A confirmar as afirmações à imprensa e os sinais de que a demissão de Ribas terá sido o culminar de um clima de tensão que já vinha a acumular-se, seria ainda notícia o envio de uma carta dos trabalhadores de Serralves à administração, pedindo um esclarecimento sobre a situação da instituição, que Ana Pinho optou por não comentar. A isto, juntam-se os números: 18 pessoas deixaram a fundação desde a chegada de Ana Pinho à presidência, entre elas a diretora-geral Odete Patrício.
Só ao cabo de cinco dias de polémica – a exposição foi inaugurada na quinta-feira da semana passada e João Ribas apresentaria a demissão no dia seguinte – Ana Pinho reagiu, em conferência de imprensa, às acusações de ingerência que lhe vinham sendo imputadas ao longo da semana. Também só nesse dia viria a primeira explicação pública de João Ribas para a sua demissão, num comunicado intitulado ‘Verdade e Liberdade’, em que afirmou que a sua demissão «pretendeu ser uma mensagem dirigida à salvaguarda e reposição desses valores e princípios [da liberdade artística e do bom funcionamento institucional] e à dignificação da Fundação e Museu de Serralves».
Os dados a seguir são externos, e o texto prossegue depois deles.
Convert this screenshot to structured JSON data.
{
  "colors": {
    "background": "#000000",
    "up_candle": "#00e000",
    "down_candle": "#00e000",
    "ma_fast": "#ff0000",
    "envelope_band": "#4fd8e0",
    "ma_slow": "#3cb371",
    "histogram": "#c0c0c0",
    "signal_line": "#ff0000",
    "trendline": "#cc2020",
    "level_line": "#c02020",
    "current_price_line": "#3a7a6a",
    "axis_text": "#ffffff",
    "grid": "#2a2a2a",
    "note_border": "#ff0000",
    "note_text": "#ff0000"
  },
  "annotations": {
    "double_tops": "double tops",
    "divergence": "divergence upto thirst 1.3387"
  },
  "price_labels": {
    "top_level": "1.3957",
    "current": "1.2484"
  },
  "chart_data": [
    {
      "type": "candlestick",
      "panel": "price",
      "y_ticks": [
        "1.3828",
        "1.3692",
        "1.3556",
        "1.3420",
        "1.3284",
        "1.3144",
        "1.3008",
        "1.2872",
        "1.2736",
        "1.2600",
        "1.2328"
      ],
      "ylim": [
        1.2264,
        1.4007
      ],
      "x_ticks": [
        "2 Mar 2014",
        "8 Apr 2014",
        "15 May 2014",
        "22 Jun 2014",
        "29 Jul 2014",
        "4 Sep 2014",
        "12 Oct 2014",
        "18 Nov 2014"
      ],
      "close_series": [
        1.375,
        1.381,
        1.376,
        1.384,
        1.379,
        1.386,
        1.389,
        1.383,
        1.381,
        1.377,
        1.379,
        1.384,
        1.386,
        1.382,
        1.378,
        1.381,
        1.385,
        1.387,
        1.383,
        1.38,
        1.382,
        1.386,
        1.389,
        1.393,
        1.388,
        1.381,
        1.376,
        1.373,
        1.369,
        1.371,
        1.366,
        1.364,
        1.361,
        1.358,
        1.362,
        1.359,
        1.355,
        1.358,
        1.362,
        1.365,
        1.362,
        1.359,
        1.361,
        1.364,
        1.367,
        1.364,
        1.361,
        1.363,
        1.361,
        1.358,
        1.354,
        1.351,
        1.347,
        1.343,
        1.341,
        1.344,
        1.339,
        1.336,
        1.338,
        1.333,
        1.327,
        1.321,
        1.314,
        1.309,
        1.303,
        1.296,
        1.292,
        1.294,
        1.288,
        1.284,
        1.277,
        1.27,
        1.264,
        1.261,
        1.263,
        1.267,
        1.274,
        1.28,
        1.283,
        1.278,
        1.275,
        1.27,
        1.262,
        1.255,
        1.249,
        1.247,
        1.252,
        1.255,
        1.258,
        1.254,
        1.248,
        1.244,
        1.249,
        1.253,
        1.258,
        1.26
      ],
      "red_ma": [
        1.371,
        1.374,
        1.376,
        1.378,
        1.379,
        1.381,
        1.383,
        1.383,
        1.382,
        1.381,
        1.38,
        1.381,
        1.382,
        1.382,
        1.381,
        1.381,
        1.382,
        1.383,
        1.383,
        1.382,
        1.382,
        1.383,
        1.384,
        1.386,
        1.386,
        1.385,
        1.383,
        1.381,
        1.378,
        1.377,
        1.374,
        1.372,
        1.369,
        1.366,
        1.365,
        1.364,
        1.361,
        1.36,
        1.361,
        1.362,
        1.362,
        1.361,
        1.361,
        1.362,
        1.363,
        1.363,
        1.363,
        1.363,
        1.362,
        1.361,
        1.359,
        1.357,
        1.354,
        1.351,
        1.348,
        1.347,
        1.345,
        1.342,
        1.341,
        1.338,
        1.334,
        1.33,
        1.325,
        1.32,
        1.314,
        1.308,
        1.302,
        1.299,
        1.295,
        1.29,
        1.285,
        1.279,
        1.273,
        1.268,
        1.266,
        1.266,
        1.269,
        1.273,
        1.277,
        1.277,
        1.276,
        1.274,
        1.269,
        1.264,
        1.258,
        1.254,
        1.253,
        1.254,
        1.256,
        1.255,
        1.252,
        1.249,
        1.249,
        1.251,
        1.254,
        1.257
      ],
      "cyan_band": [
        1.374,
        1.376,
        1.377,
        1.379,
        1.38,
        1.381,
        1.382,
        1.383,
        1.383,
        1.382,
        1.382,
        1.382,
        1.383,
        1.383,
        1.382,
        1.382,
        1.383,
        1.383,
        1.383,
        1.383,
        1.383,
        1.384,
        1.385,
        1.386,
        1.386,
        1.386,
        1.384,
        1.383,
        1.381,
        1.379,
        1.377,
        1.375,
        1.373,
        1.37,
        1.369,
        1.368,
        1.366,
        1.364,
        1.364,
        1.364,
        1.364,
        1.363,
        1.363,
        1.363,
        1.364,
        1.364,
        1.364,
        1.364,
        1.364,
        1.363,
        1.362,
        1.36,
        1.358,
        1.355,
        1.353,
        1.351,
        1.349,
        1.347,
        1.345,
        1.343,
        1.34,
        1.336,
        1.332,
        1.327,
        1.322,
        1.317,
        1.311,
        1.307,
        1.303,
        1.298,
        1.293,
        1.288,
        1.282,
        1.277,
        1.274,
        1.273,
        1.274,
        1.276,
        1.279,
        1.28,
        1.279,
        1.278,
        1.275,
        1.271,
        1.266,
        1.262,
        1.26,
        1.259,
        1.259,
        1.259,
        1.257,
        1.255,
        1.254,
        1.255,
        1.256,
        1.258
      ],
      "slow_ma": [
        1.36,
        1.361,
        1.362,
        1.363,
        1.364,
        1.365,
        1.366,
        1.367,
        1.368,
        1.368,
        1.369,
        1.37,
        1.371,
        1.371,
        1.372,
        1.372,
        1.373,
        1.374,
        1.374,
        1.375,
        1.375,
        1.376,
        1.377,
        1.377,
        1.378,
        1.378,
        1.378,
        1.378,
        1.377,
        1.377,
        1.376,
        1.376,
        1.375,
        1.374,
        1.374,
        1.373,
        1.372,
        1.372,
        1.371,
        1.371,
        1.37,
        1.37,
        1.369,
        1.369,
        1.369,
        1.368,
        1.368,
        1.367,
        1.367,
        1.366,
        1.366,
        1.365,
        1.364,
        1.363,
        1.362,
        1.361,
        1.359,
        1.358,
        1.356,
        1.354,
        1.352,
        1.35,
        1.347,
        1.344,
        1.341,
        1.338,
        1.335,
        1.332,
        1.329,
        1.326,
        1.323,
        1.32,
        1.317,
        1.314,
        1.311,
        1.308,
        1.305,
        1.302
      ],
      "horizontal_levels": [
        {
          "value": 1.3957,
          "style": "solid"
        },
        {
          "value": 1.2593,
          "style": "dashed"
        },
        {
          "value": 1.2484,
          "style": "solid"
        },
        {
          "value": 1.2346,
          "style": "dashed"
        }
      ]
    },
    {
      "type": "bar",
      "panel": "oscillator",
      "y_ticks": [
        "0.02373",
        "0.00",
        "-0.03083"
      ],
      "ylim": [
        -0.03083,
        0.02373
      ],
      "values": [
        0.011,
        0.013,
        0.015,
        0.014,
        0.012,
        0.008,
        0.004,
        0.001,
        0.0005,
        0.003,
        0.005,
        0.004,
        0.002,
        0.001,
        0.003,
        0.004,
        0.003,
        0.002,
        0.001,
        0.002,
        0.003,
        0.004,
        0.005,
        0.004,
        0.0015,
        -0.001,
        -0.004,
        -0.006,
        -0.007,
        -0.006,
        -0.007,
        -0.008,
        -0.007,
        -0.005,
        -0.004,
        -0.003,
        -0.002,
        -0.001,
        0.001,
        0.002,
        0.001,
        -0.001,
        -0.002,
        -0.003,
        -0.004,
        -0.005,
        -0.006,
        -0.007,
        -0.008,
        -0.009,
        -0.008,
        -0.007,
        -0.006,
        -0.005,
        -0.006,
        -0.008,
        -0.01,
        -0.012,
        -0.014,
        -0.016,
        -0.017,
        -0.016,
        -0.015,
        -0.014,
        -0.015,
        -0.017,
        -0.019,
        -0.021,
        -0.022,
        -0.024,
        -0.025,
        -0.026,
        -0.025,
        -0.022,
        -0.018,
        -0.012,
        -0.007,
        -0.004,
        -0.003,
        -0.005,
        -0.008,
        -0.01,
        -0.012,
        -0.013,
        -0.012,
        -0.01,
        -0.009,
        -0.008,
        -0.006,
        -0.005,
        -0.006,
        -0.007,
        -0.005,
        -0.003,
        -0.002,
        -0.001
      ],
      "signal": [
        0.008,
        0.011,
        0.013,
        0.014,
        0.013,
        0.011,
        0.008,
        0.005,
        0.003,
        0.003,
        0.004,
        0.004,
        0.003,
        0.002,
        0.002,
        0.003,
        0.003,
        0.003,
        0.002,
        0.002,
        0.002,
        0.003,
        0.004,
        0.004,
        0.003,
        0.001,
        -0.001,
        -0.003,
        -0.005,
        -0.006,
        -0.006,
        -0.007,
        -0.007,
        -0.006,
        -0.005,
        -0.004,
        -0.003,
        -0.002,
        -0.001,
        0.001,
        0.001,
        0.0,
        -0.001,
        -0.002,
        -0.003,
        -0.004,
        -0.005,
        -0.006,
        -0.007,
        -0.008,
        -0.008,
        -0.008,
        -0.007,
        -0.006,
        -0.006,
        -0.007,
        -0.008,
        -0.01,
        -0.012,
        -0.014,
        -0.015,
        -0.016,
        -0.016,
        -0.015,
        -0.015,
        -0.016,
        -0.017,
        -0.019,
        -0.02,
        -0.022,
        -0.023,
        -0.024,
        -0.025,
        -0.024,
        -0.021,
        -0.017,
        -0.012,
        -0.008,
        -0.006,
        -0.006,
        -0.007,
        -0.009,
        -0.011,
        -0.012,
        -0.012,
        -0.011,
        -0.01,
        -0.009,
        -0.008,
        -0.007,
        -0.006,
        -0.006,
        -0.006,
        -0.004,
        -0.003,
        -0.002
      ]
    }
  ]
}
O que João Ribas também afirma no comunicado – contrariamente ao que vinha sendo afirmado, primeiro por Pires de Lima, na citada entrevista ao Expresso, em que afirmava que a única exigência da administração foi a da existência de uma sala de acesso reservado, e depois por Ana Pinho, na conferência de imprensa de quarta-feira – é que a exclusão da exposição de 20 das 179 obras inicialmente selecionadas e transportadas para o Porto se deveu a «interferências e restrições» colocadas por parte da administração da fundação. E mais: que duas delas terão sido retiradas no próprio dia da inauguração, em que «a curadoria» terá sido «uma vez mais intimada a retirar duas obras que já se encontravam expostas».
A verdade é que, das 179 obras transportadas para o Porto, apenas 159 estão em exposição. E que uma das salas só poderá ser visitada por menores de 18 anos caso estejam acompanhados pelos seus tutores. Robert Mapplethorpe: Pictures, que recebeu ao longo da primeira semana cerca de 6 mil visitantes, continua até 6 de janeiro do próximo ano.